A partir dos anos 1990, com a informatização dos processos, o acesso aos meios de produção pelos próprios clientes, a abertura indiscriminada de faculdades de propaganda e a inserção dos profissionais a múltiplos programas de computador, a publicidade passou a ignorar a técnica em detrimento de facilidades.
Com isso, os pilares que sustentam o negócio da propaganda – cliente, agência e veículo -, também sofreram as influências, com as negociações diretas entre clientes e veículos, constituição de houses e oferta de pacotes de negócios que cortam pela metade os honorários e desconto-padrão das agências.
Neste cenário, as consequências não poderiam ser outras. A outrora boa propaganda cede espaço à especulação. O Código de Ética dos Publicitários, a lei federal 4.680/65 e as leis de autorregulamentação da atividade publicitária passam a se reunir em uma única e perversa lei: a de Gerson.
É assim que o mercado vem desenhando seu novo perfil. As boas ideias garimpadas no terreno fértil das oportunidades estão sendo substituídas pela cruel guerra de vantagens. Os critérios de criação, os métodos de elaboração de briefings e os cuidados com a produção das peças estão relegados a um segundo plano.
Isso vem acontecendo em todo o Brasil. Sem entidades de classe fortes, unidas e articuladas a ética concorrencial não se cria. A força do cliente anunciante pode mais do que a Abap, App, Abp e tantas outras, e pode mais ainda do que os sindicatos estaduais e a Federação Nacional das Agências de Propaganda.
Sem representação não há voz, não há resistência. O mercado publicitário está minado pelas regras unilaterais do anunciante. O leilão de vantagens está tornando as agências (quase) todas iguais, nivelando por baixo o talento e os salários de redatores, diretores de arte, produtores e toda a equipe técnica.

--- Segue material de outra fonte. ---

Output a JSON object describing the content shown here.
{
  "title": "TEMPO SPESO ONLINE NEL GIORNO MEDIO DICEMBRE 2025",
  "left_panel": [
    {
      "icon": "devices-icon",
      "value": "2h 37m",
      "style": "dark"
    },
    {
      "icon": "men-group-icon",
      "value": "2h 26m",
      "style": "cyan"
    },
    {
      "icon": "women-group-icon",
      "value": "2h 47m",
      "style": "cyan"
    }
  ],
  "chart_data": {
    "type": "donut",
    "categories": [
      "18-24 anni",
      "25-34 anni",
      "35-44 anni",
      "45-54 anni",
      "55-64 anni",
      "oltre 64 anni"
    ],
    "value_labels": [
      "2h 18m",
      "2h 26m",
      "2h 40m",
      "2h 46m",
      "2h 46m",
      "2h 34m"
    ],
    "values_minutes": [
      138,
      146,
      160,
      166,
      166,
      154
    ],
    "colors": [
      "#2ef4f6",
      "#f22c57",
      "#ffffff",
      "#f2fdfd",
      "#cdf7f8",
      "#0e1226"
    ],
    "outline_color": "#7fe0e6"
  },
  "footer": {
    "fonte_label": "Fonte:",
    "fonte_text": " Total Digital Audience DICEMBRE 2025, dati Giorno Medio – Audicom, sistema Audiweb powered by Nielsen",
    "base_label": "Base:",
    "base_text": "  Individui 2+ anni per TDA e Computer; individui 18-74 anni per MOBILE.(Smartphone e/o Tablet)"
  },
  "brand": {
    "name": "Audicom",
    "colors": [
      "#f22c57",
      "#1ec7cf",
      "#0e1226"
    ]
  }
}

Tudo isso com o assentimento da maioria das agências. Um conformismo inexplicável que fragiliza os brios da atividade da Propaganda. Não há mais respeito pelo talento. Não se buscam mais as soluções criativas. Não se valorizam as boas ideias. Ao contrário, ferem a sensibilidade de quem respira a boa propaganda.
Mas o mercado já começa a colher o que ele próprio vem plantando. Muito além de ruins, as peças publicitárias reproduzem a mesmice em todo e qualquer veículo de comunicação. A falta de cuidado e o mau gosto imperam. A boa técnica e a inteligência não resistem a desdéns e maus tratos.
Que ninguém se engane. Não ficará impune o mercado que agride o que deveria ser seu próprio ego: a dignidade profissional.